October 16 - The Food and Agriculture Organization was founded in Quebec City, Canada.
October 17 - A massive number of people, headed by CGT and Evita, gather in the Plaza de Mayo in Argentina to demand Juan Peron's release. This is known to the Peronists as the Día de la lealtad (day of loyalty).

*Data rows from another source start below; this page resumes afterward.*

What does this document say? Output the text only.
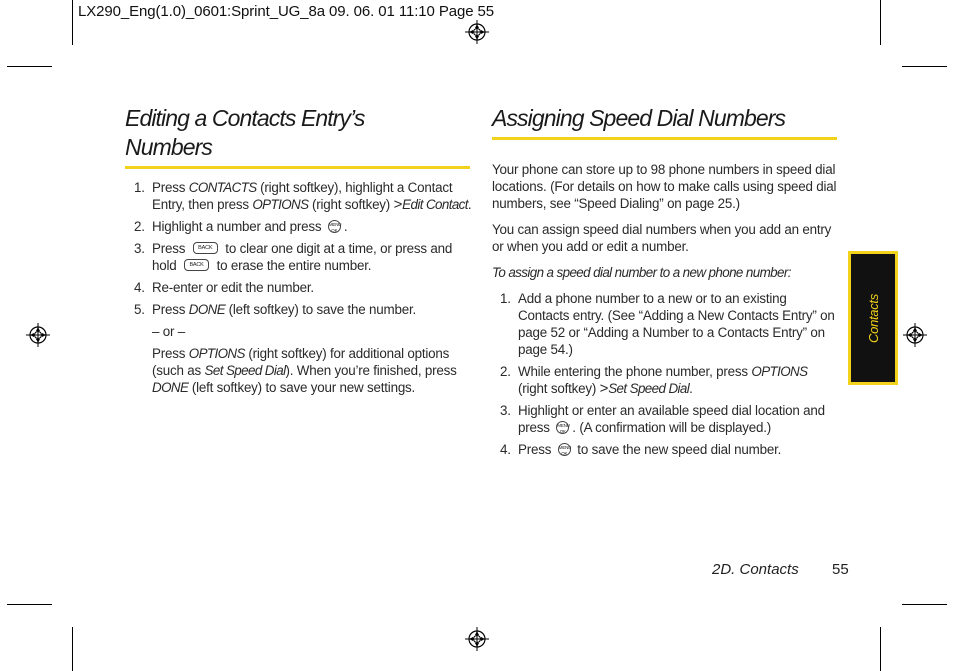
LX290_Eng(1.0)_0601:Sprint_UG_8a 09. 06. 01 11:10 Page 55
Editing a Contacts Entry’s
Numbers
1. Press CONTACTS (right softkey), highlight a Contact Entry, then press OPTIONS (right softkey) >Edit Contact.
2. Highlight a number and press MENU
OK .
3. Press BACK to clear one digit at a time, or press and hold BACK to erase the entire number.
4. Re-enter or edit the number.
5. Press DONE (left softkey) to save the number.
– or –
Press OPTIONS (right softkey) for additional options (such as Set Speed Dial). When you’re finished, press DONE (left softkey) to save your new settings.
Assigning Speed Dial Numbers

Your phone can store up to 98 phone numbers in speed dial locations. (For details on how to make calls using speed dial numbers, see “Speed Dialing” on page 25.)

You can assign speed dial numbers when you add an entry or when you add or edit a number.

To assign a speed dial number to a new phone number:

1. Add a phone number to a new or to an existing Contacts entry. (See “Adding a New Contacts Entry” on page 52 or “Adding a Number to a Contacts Entry” on page 54.)
2. While entering the phone number, press OPTIONS (right softkey) >Set Speed Dial.
3. Highlight or enter an available speed dial location and press MENU
OK . (A confirmation will be displayed.)
4. Press MENU
OK to save the new speed dial number.
Contacts
2D. Contacts 55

It's considered the birthday of Peronism.
October 18 - The USSR's nuclear program receives plans for the United States plutonium bomb from Klaus Fuchs at the Los Alamos National Laboratory.
October 18 - A group of the Venezuelan Armed Forces, led by Mario Vargas, Marcos Pérez Jiménez and Carlos Delgado Chalbaud, staged a coup d'etát against then president Isaías Medina Angarita, who was overthrown by the end of the day.
October 21 - Women's suffrage: Women are allowed to vote in France for the first time.
October 21 - Argentine military officer and politician Juan Perón married actress Evita.
November 10 - Heavy fighting in Surabaya between Indonesian nationalists and returning colonialists after World War II, is celebrated as Heroes' Day (Hari Pahlawan).
November 16 - Cold War: The United States Army secretly admits 88 German scientists and engineers to help in the development of rocket technology.
November 20 - Nuremberg Trials: Trials against 24 Nazi war criminals start at the Palace of Justice at Nuremberg.
November 29 - The Federal People's Republic of Yugoslavia is declared.
December 4 - By a vote of 65 to 7, the United States Senate approves United States participation in the United Nations (the UN was established on October 24, 1945).
December 5 - Flight 19 is lost in the Bermuda Triangle.
December 15 - Occupation of Japan: General Douglas MacArthur orders that Shinto be abolished as state religion of Japan.
December 26 - CFP franc and CFA franc are created.
December 27 - The World Bank was created with the signing of an agreement by 28 nations.
December 28 - The Congress of the United States officially recognizes the Pledge of Allegiance.